Apesar de o governo se mostrar publicamente contrário e buscar uma revisão ou até extinção do uso deste mecanismo nas empresas privadas para elevar a sua arrecadação, as estatais atualmente são as que mais distribuem seus proventos utilizando a modalidade, conforme levantamento realizado pela plataforma Meu Dividendo.
“O mercado de dividendos passa por grandes transformações. São evoluções, como a ampliação do conhecimento dos investidores sobre o tema, novas empresas que despontam na lista de grandes pagadoras de proventos”, diz o CEO e cofundador da plataforma Meu Dividendo, Wendell Finotti.
“Ao mesmo tempo, estamos em um momento de desafios e isso se reflete na regressão em alguns aspectos, como a ampliação dos prazos de pagamentos e o pagamento indiscriminado por meio da modalidade Juros sobre Capital Próprio”, completa.
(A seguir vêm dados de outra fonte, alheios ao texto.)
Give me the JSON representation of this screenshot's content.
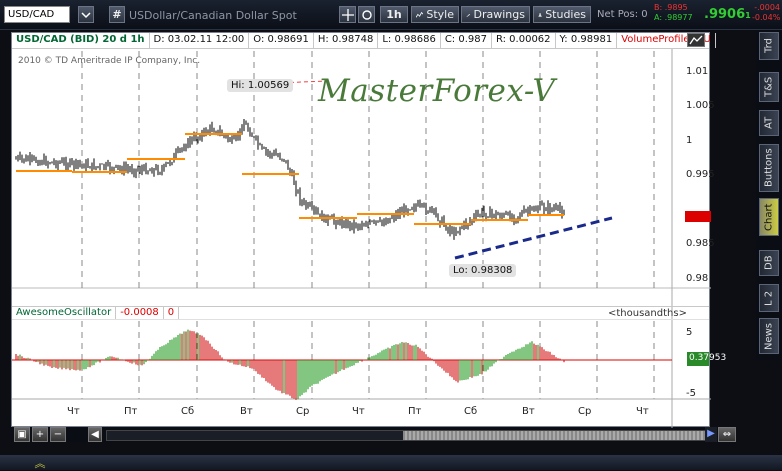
{
  "toolbar": {
    "symbol": "USD/CAD",
    "description": "USDollar/Canadian Dollar Spot",
    "period": "1h",
    "style_label": "Style",
    "drawings_label": "Drawings",
    "studies_label": "Studies",
    "netpos_label": "Net Pos: 0",
    "bid_label": "B:",
    "bid_value": ".9895",
    "ask_label": "A:",
    "ask_value": ".98977",
    "last_main": ".9906",
    "last_small": "1",
    "change1": "-.0004",
    "change2": "-0.04%"
  },
  "right_tabs": [
    "Trd",
    "T&S",
    "AT",
    "Buttons",
    "Chart",
    "DB",
    "L 2",
    "News"
  ],
  "active_tab": "Chart",
  "chart": {
    "header": {
      "symbol_period": "USD/CAD (BID) 20 d 1h",
      "date": "D: 03.02.11 12:00",
      "open": "O: 0.98691",
      "high": "H: 0.98748",
      "low": "L: 0.98686",
      "close": "C: 0.987",
      "range": "R: 0.00062",
      "yval": "Y: 0.98981",
      "study": "VolumeProfile (AU"
    },
    "copyright": "2010 © TD Ameritrade IP Company, Inc.",
    "watermark": "MasterForex-V",
    "hi_label": "Hi: 1.00569",
    "lo_label": "Lo: 0.98308",
    "y_ticks": [
      "1.01",
      "1.005",
      "1",
      "0.995",
      "0.99",
      "0.985",
      "0.98"
    ],
    "oscillator": {
      "name": "AwesomeOscillator",
      "value": "-0.0008",
      "zero": "0",
      "units": "<thousandths>",
      "ticks": [
        "5",
        "-5"
      ],
      "current": "0.37953"
    },
    "x_labels": [
      "Чт",
      "Пт",
      "Сб",
      "Вт",
      "Ср",
      "Чт",
      "Пт",
      "Сб",
      "Вт",
      "Ср",
      "Чт"
    ]
  },
  "colors": {
    "up": "#2fa02f",
    "down": "#d42020",
    "profile": "#ff8c00",
    "trend": "#1a2a8a",
    "accent_green": "#3c3"
  }
}
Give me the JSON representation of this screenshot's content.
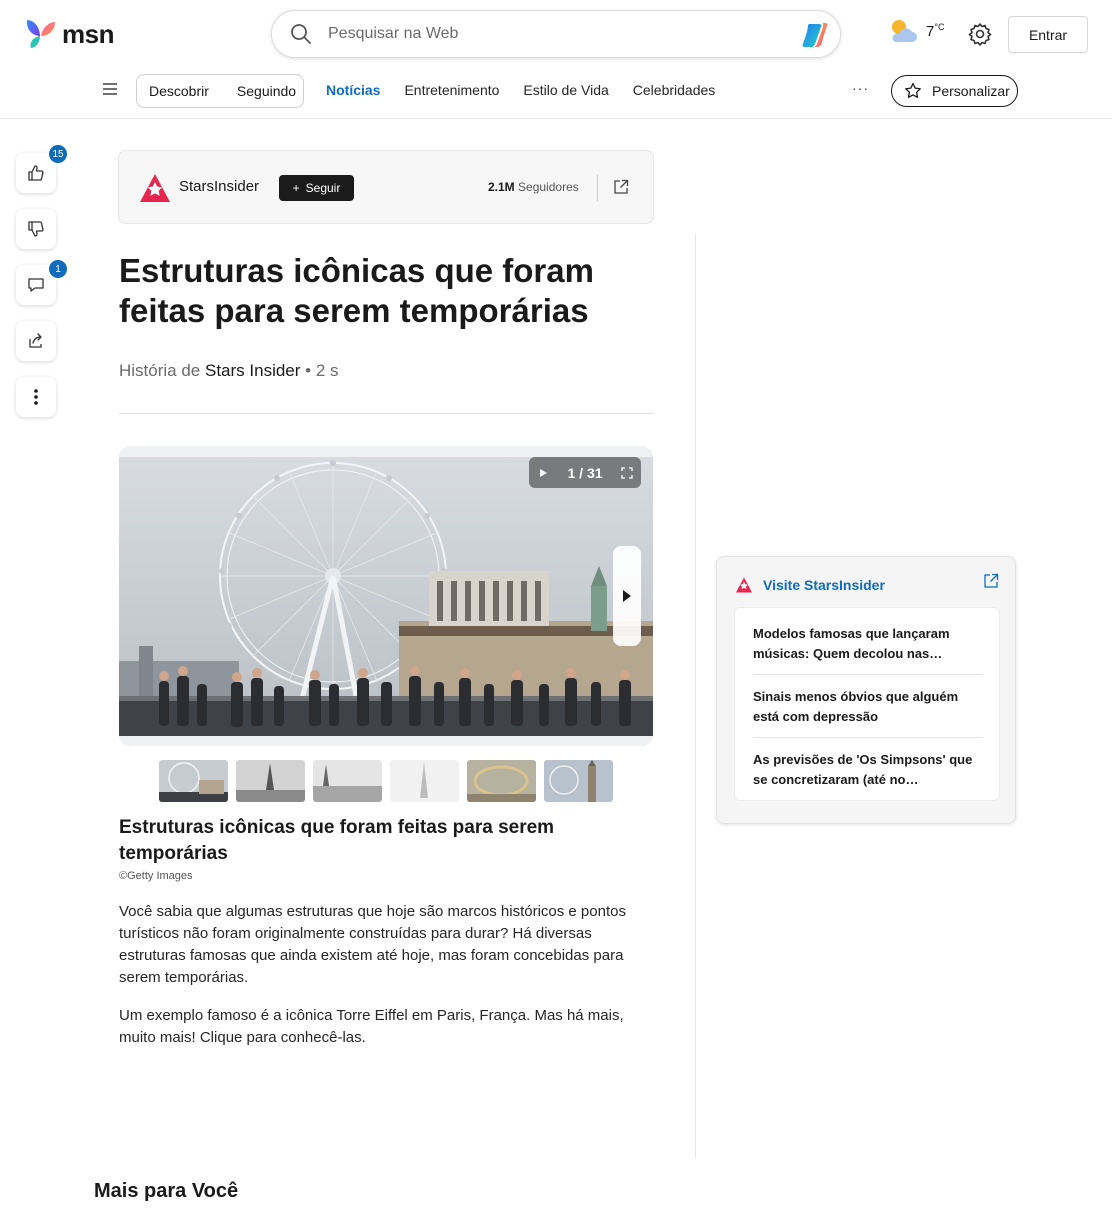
{
  "header": {
    "logo_text": "msn",
    "search_placeholder": "Pesquisar na Web",
    "weather_temp": "7",
    "weather_unit": "°C",
    "signin_label": "Entrar"
  },
  "nav": {
    "pill": [
      "Descobrir",
      "Seguindo"
    ],
    "links": [
      "Notícias",
      "Entretenimento",
      "Estilo de Vida",
      "Celebridades"
    ],
    "more": "···",
    "personalize": "Personalizar"
  },
  "rail": {
    "like_count": "15",
    "comment_count": "1"
  },
  "publisher": {
    "name": "StarsInsider",
    "follow_label": "Seguir",
    "followers_count": "2.1M",
    "followers_label": "Seguidores",
    "brand_color": "#e8254e"
  },
  "article": {
    "title": "Estruturas icônicas que foram feitas para serem temporárias",
    "byline_prefix": "História de",
    "byline_source": "Stars Insider",
    "byline_time": "• 2 s",
    "slide_counter": "1 / 31",
    "caption": "Estruturas icônicas que foram feitas para serem temporárias",
    "credit": "©Getty Images",
    "paragraphs": [
      "Você sabia que algumas estruturas que hoje são marcos históricos e pontos turísticos não foram originalmente construídas para durar? Há diversas estruturas famosas que ainda existem até hoje, mas foram concebidas para serem temporárias.",
      "Um exemplo famoso é a icônica Torre Eiffel em Paris, França. Mas há mais, muito mais! Clique para conhecê-las."
    ]
  },
  "sidebar_card": {
    "title": "Visite StarsInsider",
    "items": [
      "Modelos famosas que lançaram músicas: Quem decolou nas…",
      "Sinais menos óbvios que alguém está com depressão",
      "As previsões de 'Os Simpsons' que se concretizaram (até no…"
    ]
  },
  "footer": {
    "more_for_you": "Mais para Você"
  }
}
Ângelo Belitardo, gestor da Hike Capital, explica que ao longo de 2023 observamos um alongamento nos prazos entre a Datacom (prazo máximo para adquirir as ações e obter o direito de recebimento dos dividendos) e a Data de Pagamento e, em paralelo, vimos a distribuição de proventos por meio de JCPs alcançar quase 50% do volume total de proventos distribuídos.
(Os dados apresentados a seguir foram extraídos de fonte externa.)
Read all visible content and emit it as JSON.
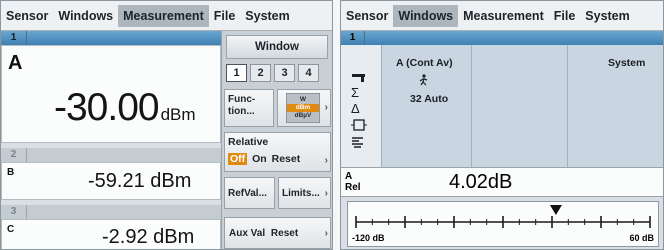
{
  "left_panel": {
    "menu": [
      {
        "label": "Sensor",
        "active": false
      },
      {
        "label": "Windows",
        "active": false
      },
      {
        "label": "Measurement",
        "active": true
      },
      {
        "label": "File",
        "active": false
      },
      {
        "label": "System",
        "active": false
      }
    ],
    "window1": {
      "number": "1",
      "channel": "A",
      "value": "-30.00",
      "unit": "dBm"
    },
    "window2": {
      "number": "2",
      "channel": "B",
      "value": "-59.21 dBm"
    },
    "window3": {
      "number": "3",
      "channel": "C",
      "value": "-2.92 dBm"
    },
    "softkeys": {
      "title": "Window",
      "tabs": [
        "1",
        "2",
        "3",
        "4"
      ],
      "selected_tab": "1",
      "function_label": "Func-\ntion...",
      "unit_options": [
        "W",
        "dBm",
        "dBµV"
      ],
      "unit_selected": "dBm",
      "relative_label": "Relative",
      "relative_off": "Off",
      "relative_on": "On",
      "relative_reset": "Reset",
      "refval_label": "RefVal...",
      "limits_label": "Limits...",
      "auxval_label": "Aux Val",
      "auxval_reset": "Reset"
    }
  },
  "right_panel": {
    "menu": [
      {
        "label": "Sensor",
        "active": false
      },
      {
        "label": "Windows",
        "active": true
      },
      {
        "label": "Measurement",
        "active": false
      },
      {
        "label": "File",
        "active": false
      },
      {
        "label": "System",
        "active": false
      }
    ],
    "window_number": "1",
    "config": {
      "col1_title": "A  (Cont Av)",
      "col1_value": "32  Auto",
      "col3_title": "System"
    },
    "icons": [
      "gun-icon",
      "sigma-icon",
      "delta-icon",
      "frame-icon",
      "filter-icon"
    ],
    "reading": {
      "channel": "A",
      "mode": "Rel",
      "value": "4.02dB"
    },
    "scale": {
      "min_label": "-120 dB",
      "max_label": "60 dB",
      "marker_fraction": 0.68
    }
  }
}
“Ao distribuir recursos por meio de Juros sobre Capital Próprio, as companhias conseguem reduzir a base de cálculo de incidência de Imposto de Renda atribuído às suas atividades operacionais e financeiras, e, dessa forma, são capazes de reduzir a queima de caixa, transferindo o peso do tributo para o investidor final”, diz Belitardo.
Dentre as principais razões para o aumento dos JCP próximos aos vistos durante a pandemia, o especialista destaca:
- Frequentes cenários de estresse na curva de juros e ciclo lento de queda na taxa Selic resultam em saídas de caixa elevadas com as atividades financeiras por parte das companhias.
- Pressão negativa na moeda doméstica devido ao menor diferencial de juros para a Renda Fixa Brasil, quando comparadas às taxas de juros de países desenvolvidos, com câmbio forte.
- Potencial escalada da inflação em 2024, com o ajuste no ICMS da gasolina, diesel e gás.
- Potencial extinção do JCP, sem resistência no Congresso.
A concentração de JCPs encontra-se no setor bancário, onde a modalidade de distribuição ultrapassa os 80% do total de proventos distribuído pelos bancos, com o Banco do Brasil liderando a mudança entre os bancos.
Prazos de pagamento de JCP e dividendos aumentam


Ainda na comparação com o momento de pandemia, as empresas começaram a segurar o pagamento de dividendos por um período maior. O levantamento da Meu Dividendo mostra que, nos anos seguintes, os prazos começaram a diminuir. Em 2022, a média para os pagamentos foi de 55 dias. Já em 2023, os prazos estão voltando aos mesmos patamares de 2020.
De acordo com a plataforma, a extensão dos prazos afeta os investidores, com uma forte desvalorização de seus proventos, já que, com exceção do BB, não há correção monetária dos valores. O prazo médio de 117 dias (cerca de quatro meses) registrado em outubro é o mais longo dos últimos seis anos.